With the USMNT missing out on qualification for the first time since 1986, huge changes have taken place throughout the U.S. Soccer Federation (USSF) as a result of that shocking performance at T&T.

From Bruce Arena resigning, to a whole host of experienced USMNT stars not playing for the national team again or retiring altogether, U.S. Soccer Federation president Sunil Gulati stepping down and replaced by Carlos Cordeiro, plus Earnie Stewart appointed as the new team GM, there has been a huge amount of change around the USMNT.

One year on, they issued the following statement on Wednesday (titled: “the future is US”) which didn’t directly address that it was one year since the debacle, but they said pretty much implied that with everything that was said.

“Today we look forward. With the march towards 2022 underway and the 2026 FIFA World Cup in North America as our guidepost, the U.S. Men’s National Team has embarked on a new journey. The hallmarks of the culture remain, with perseverance, grit and dogged determination fueled by the pride to represent the United States and each and every one of you. We take nothing for granted. The path ahead will be paved with successes and informed by setbacks. We will build strength through commitment and character, accepting challenges and rising every time we fall. We will be aggressive and play without fear, for history demonstrates that fortune favors the bold.

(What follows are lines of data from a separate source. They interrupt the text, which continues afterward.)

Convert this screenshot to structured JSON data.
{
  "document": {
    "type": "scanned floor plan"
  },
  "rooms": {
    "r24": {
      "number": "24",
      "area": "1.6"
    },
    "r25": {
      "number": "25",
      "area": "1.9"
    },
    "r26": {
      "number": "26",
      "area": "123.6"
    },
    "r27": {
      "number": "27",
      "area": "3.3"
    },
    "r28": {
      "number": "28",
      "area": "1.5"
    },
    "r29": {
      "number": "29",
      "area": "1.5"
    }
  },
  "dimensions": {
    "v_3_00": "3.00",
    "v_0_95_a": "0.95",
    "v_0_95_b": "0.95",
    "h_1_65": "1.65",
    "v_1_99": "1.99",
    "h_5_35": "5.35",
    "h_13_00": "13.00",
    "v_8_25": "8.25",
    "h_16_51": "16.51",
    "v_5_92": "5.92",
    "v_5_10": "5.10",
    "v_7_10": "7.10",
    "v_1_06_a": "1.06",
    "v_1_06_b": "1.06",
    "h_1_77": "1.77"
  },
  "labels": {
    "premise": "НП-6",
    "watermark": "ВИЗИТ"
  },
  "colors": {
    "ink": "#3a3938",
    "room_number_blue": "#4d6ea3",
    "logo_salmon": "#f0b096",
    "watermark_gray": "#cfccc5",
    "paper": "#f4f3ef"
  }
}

“Like any grand project, ours is a work in progress. We cannot do it alone. Pioneering a new path forward takes the will of a generation full of optimism and hope, bound by the belief that there is nothing we cannot achieve if we are united in the cause. This is the American spirit, from which is born the American dream. It is time to take our destiny in our own hands and turn that dream into a reality. And do it together. The future is US.”

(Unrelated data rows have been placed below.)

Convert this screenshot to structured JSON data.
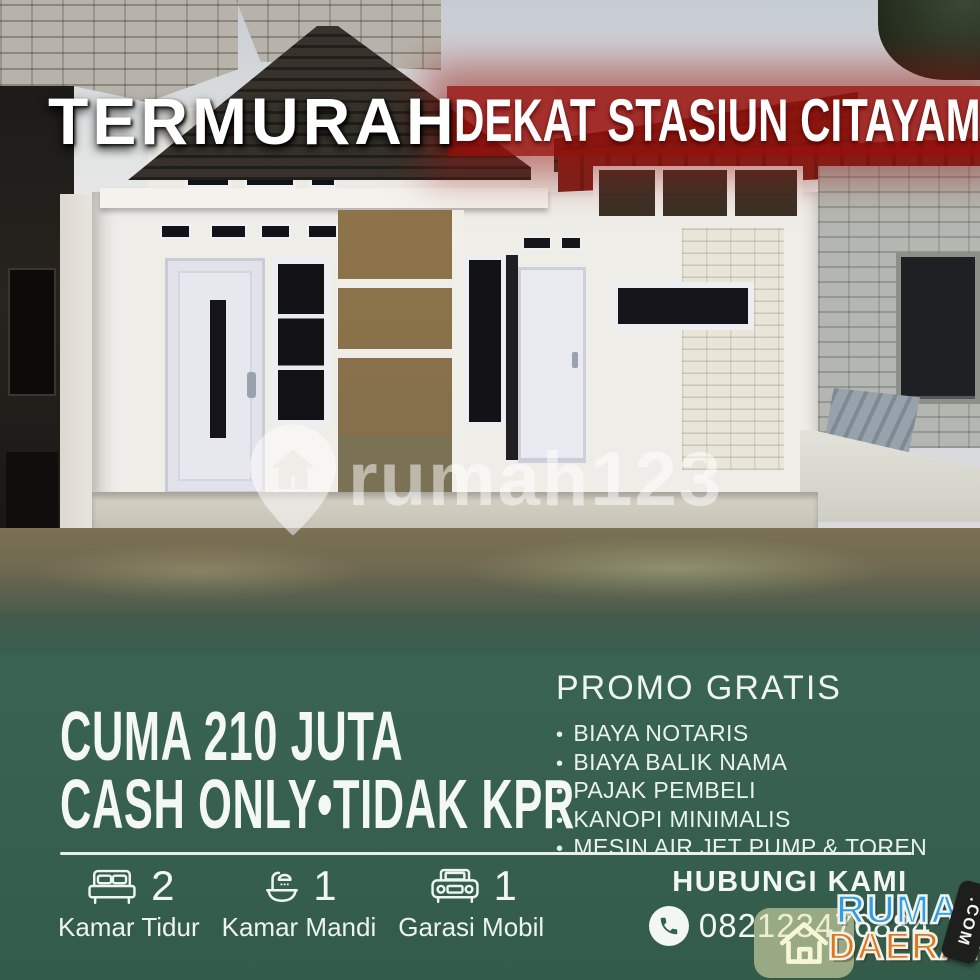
{
  "headline": {
    "left": "TERMURAH",
    "right": "DEKAT STASIUN CITAYAM"
  },
  "watermark": {
    "brand": "rumah123"
  },
  "panel": {
    "price_line1": "CUMA 210 JUTA",
    "price_line2": "CASH ONLY•TIDAK KPR",
    "promo_title": "PROMO GRATIS",
    "promo_bullet": "•",
    "promo_items": [
      "BIAYA NOTARIS",
      "BIAYA BALIK NAMA",
      "PAJAK PEMBELI",
      "KANOPI MINIMALIS",
      "MESIN AIR JET PUMP & TOREN"
    ],
    "features": [
      {
        "count": "2",
        "label": "Kamar Tidur"
      },
      {
        "count": "1",
        "label": "Kamar Mandi"
      },
      {
        "count": "1",
        "label": "Garasi Mobil"
      }
    ],
    "contact_title": "HUBUNGI KAMI",
    "phone": "082123476884"
  },
  "agency": {
    "name_top": "RUMAH",
    "name_bottom": "DAERAH",
    "tld": ".COM"
  },
  "colors": {
    "panel_green": "#38614f",
    "banner_red": "#9b100c",
    "agency_blue": "#2d9fe8",
    "agency_orange": "#e0761c"
  }
}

A lot of this is waffly PR talk and most of it will either grate or resonate strongly with USMNT fans.

“Like any grand project, ours is a work in progress” is like saying, ‘hey, give us another year or so, because things won’t be great for a while’ or something along those lines.

And the acceptance that “the 2026 World Cup in North America as our guidepost” shows that the route ahead has been planned out and the 2022 World Cup is somewhat of an afterthought already. Of course, the U.S. will want to qualify, but having such a young squad getting the experience it has over the past 12 months is clearly focused on them succeeding on home soil in eight years time. A lot can change in eight years, but at least the USMNT know they will be in that World Cup (it has yet to be announced officially, but the expectation is that Mexico, the U.S. and Canada will all be handed automatic qualification).

The past 12 months have been somewhat of a wasted year for the USMNT. They have drifted along with no clear direction.

Amid the USSF presidential elections they lost plenty of time to plan and put key GMs and coaches in place to get this team back to where it needs to be. Interim head coach Dave Sarachan has done a very decent job steadying the ship and integrating young talent but this feels like the U.S. has just been treading water.

With an 18 month gap between that fateful night in Couva to their next meaningful game, a 2019 Gold Cup group stage opener in June, the U.S. men’s national team have become a bit of an afterthought.

In the next decade or so we will be talking about October 10, 2017 as either the key date where the USMNT turned itself around, or the day when things began to go badly wrong for the program.

With a promising group of youngster coming through, it seems like the former will be true. But as the USMNT acknowledge themselves, the road ahead will be an arduous one. If the future is really going to be “US” then first they need a new head coach and to get the ball rolling as to what the identity and plan is for this team.

There has been too much time standing still. The USMNT needs to get their act together, fast, if they’re going to rebound successfully from what happened one year ago today. This anniversary acts as a painful reminder as to just how much work still needs to be done to restore pride in the U.S. men’s national team.